Blackboard to go Private: Giving the Company Freedom to Invest

Over the last ten years Blackboard has been one of the most successful learning technology companies in the market. Its platform is now the dominant system for secondary and university education and has been growing market share in primary education and in the corporate market. The company’s corporate LMS business is now in the top 10 players in our research, and continues to gain momentum.  (Blackboard’s market share is shown in our LMS 2011 industry study.)

As a public company (since 2004), however, Blackboard has to continue to show profitable growth in order to drive its stock. To find new growth markets, the company has expanded into mobile applications, campus security systems, analytics, student services, and corporate learning – and acquired Presidium,  Angel Learning and WebCT.  Despite all these efforts and the company’s strong market share in the higher education market, business has slowed.  While still a slowly growing company, its days as a hot growth stock seem to be over (growth of around 16% YTY in Q1), and profits have slowed to zero in the last two quarters.

There are many reasons for this.  These include the incredible growth of Moodle and Sakai-based academic learning systems and the general slowdown in education spending in general. Educational institutions are typically risk-averse organizations, and given the tight economy and shifting demographics in education, it has been easier and easier for them to postpone upgrades and use open source solutions to manage their education platform needs.  Under the pressure and scrutiny of being a public company, it has been hard for Blackboard to invest heavily in its next big act.  (I still think the corporate market is a big opportunity for the company – companies like Westinghouse Nuclear Power rely on Blackboard for nuclear operations training, for example.)
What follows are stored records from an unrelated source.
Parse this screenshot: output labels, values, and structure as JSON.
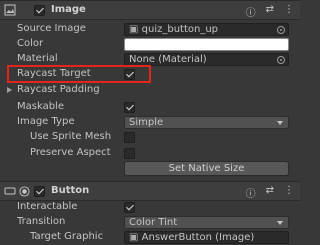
{
  "image_component": {
    "title": "Image",
    "rows": {
      "source_image": {
        "label": "Source Image",
        "value": "quiz_button_up"
      },
      "color": {
        "label": "Color"
      },
      "material": {
        "label": "Material",
        "value": "None (Material)"
      },
      "raycast_target": {
        "label": "Raycast Target",
        "checked": true
      },
      "raycast_padding": {
        "label": "Raycast Padding"
      },
      "maskable": {
        "label": "Maskable",
        "checked": true
      },
      "image_type": {
        "label": "Image Type",
        "value": "Simple"
      },
      "use_sprite_mesh": {
        "label": "Use Sprite Mesh",
        "checked": false
      },
      "preserve_aspect": {
        "label": "Preserve Aspect",
        "checked": false
      }
    },
    "set_native_size_label": "Set Native Size",
    "color_value": "#ffffff"
  },
  "button_component": {
    "title": "Button",
    "rows": {
      "interactable": {
        "label": "Interactable",
        "checked": true
      },
      "transition": {
        "label": "Transition",
        "value": "Color Tint"
      },
      "target_graphic": {
        "label": "Target Graphic",
        "value": "AnswerButton (Image)"
      }
    }
  },
  "header_icons": [
    "help-icon",
    "presets-icon",
    "kebab-menu-icon"
  ],
  "highlight_color": "#e3261d"
}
This is very similar to the change in ownership at Skillsoft, which occurred in early 2010.  In that case, as in the case of Blackboard, the company wanted to make new investments in growth markets but felt constrained by the public market.

Blackboard continues to be a very well run company with tremendous assets.  In the corporate market the company has a strong leadership team and has staked out a solid position in the market for departmental and informal learning systems.  (We have been considering using it for our own internal training.)  But without the freedom to invest heavily in new businesses (electronic content and publishing, for example), the company cannot continue to exploit its potential.

If this deal goes through (and the valuation of the company is still high at 3.3X revenues), the company will now have the freedom to invest more heavily in new business areas.  I do not expect this deal to impact Blackboard customers at all – in fact it is likely to be positive.  As a private enterprise the company can spend more time investing in its most profitable businesses, and deal more aggressively with the onslaught of open source competitors.

Ray Henderson, the leader of the education business, posted his thoughts here – and as one can see, the comments are all positive.